Continuously ingest Slack messages into CortexDB as experiences.

Slack Connector

The Slack connector tails messages from configured channels and writes them to CortexDB as conversation experiences. Threads, file shares, and reactions are preserved as metadata.

Info

Two ways to run this connector:

  • Run it yourself (Free + paid) — pip install 'cortexdb-connectors[slack]' then cortexdb-sync sync slack. The connector reads your token from ~/.cortexdb/state.json (written by cortexdb init) or from env vars.
  • Managed sync (Starter and up) — CortexDB runs the connector as a worker on its infrastructure. Configure it once from your dashboard; CortexDB handles webhook registration, retries, backfill, and idempotency.

1. Prepare credentials in Slack

  1. api.slack.com/apps → create a new app from scratch.
  2. Add Bot Token Scopes:
    • channels:history — read public channels
    • channels:read — view channel info
    • groups:history — read private channels (optional)
    • users:read — resolve author names
  3. Install the app to your workspace.
  4. Copy the Bot User OAuth Token (xoxb-...).

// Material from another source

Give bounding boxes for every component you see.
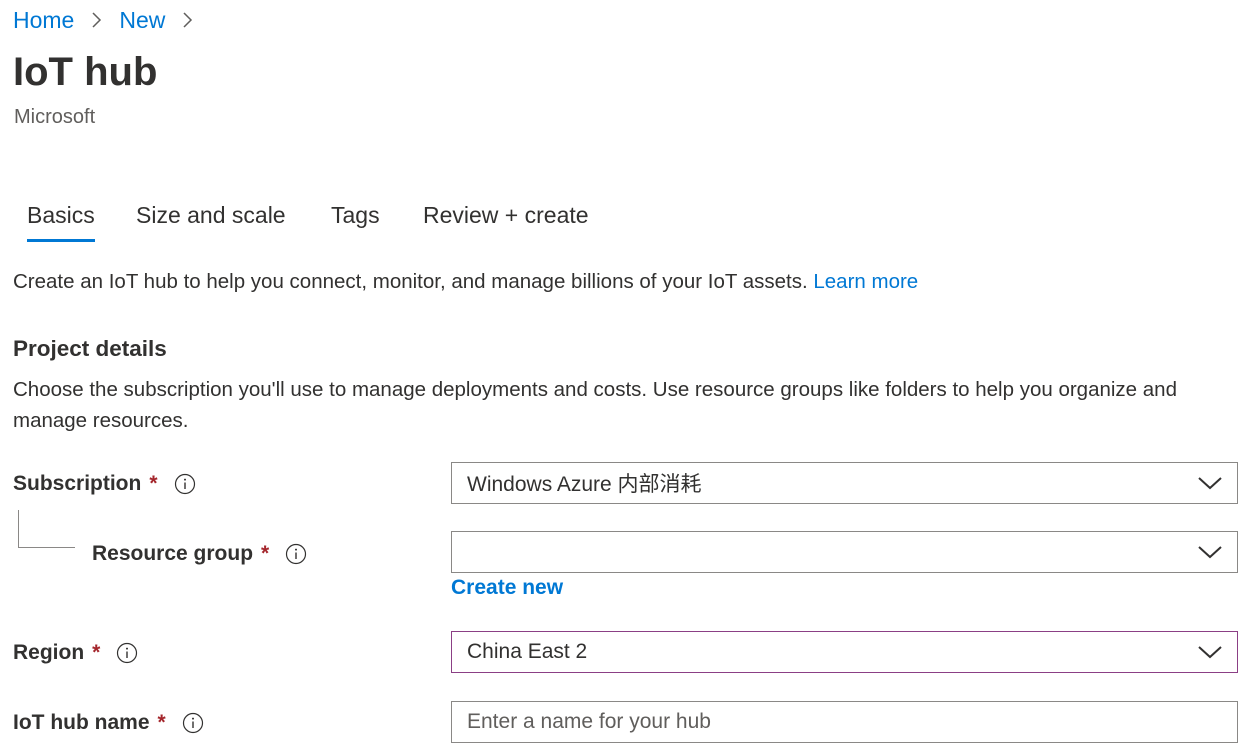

2. Configure in your CortexDB dashboard

  1. Sign in at cortexdb.ai/login.
  2. Settings → Connectors → Add Connector → Slack.
  3. Paste the Bot OAuth token from step 1.
  4. Choose the channels to sync (default: all public). Comma-separated, e.g. #engineering, #product, #incidents.
  5. Set the scope template. Default: org:<your-org>/source:slack/channel:{channel}. Placeholders available: {channel}, {author}, {workspace}, {thread_ts}.
  6. Pick sync mode: Real-time (Slack Events API webhook) or Polling (default 10 s).
  7. Optionally enable Include bots and adjust the Backfill window (default 30 days).
  8. Click Start sync.

The dashboard provisions a worker, runs the historical backfill (preserving original message timestamps as observed_at for bi-temporal correctness), and shows live throughput on the connector detail page.

What gets written

Each Slack message becomes a POST /v1/experience call against the resolved scope:

{
  "scope":    "org:acme/source:slack/channel:engineering",
  "modality": "conversation",
  "observed_actor": "user:[email protected]",
  "content": {
    "kind": "message",
    "role": "user",
    "text": "We should migrate the payments service to CockroachDB."
  },
  "context": {
    "observed_at": "2026-03-15T10:30:00.123Z",
    "labels":      ["channel:engineering", "workspace:acme-corp"],
    "intent":      "discussion"
  },
  "idempotency_key": "slack:T01:C123:1710502200.000100"
}
Slack eventMaps to
Channel messageexperience with content.kind=message
Thread replySame, plus context.preceded_by=[<parent event_id>] once the parent has been captured
File shareexperience with content.kind=blob_ref (file uploaded via POST /v1/blobs first)
ReactionsAggregated and emitted as experience with modality=feedback
Bot messagesSkipped by default; toggle "Include bots" in the dashboard to enable

idempotency_key shape: slack:<team>:<channel>:<ts> — retries and backfills write once.

Permissions

CortexDB mints a service actor for the connector with scope.write on your target scope. The actor is managed for you — no token handling, no secrets in your environment.

Run it yourself

If you'd rather host the connector yourself instead of using CortexDB's managed worker, every connector ships in the cortexdb-connectors PyPI package:

pip install 'cortexdb-connectors[slack]'

# Step 1: get a CortexDB token + actor (one-time, free tier)
pip install cortexdb-cli
cortexdb init

# Step 2: supply the connector's third-party credentials
export SLACK_BOT_TOKEN=...                # required

# Step 3: one-shot sync, or `watch` for a poll loop
cortexdb-sync sync slack
cortexdb-sync watch slack --interval 60

cortexdb-sync reads your CortexDB token + actor from ~/.cortexdb/state.json automatically. Cursor state is persisted in ~/.cortexdb/connectors-state.json, so re-running picks up where the last cycle left off.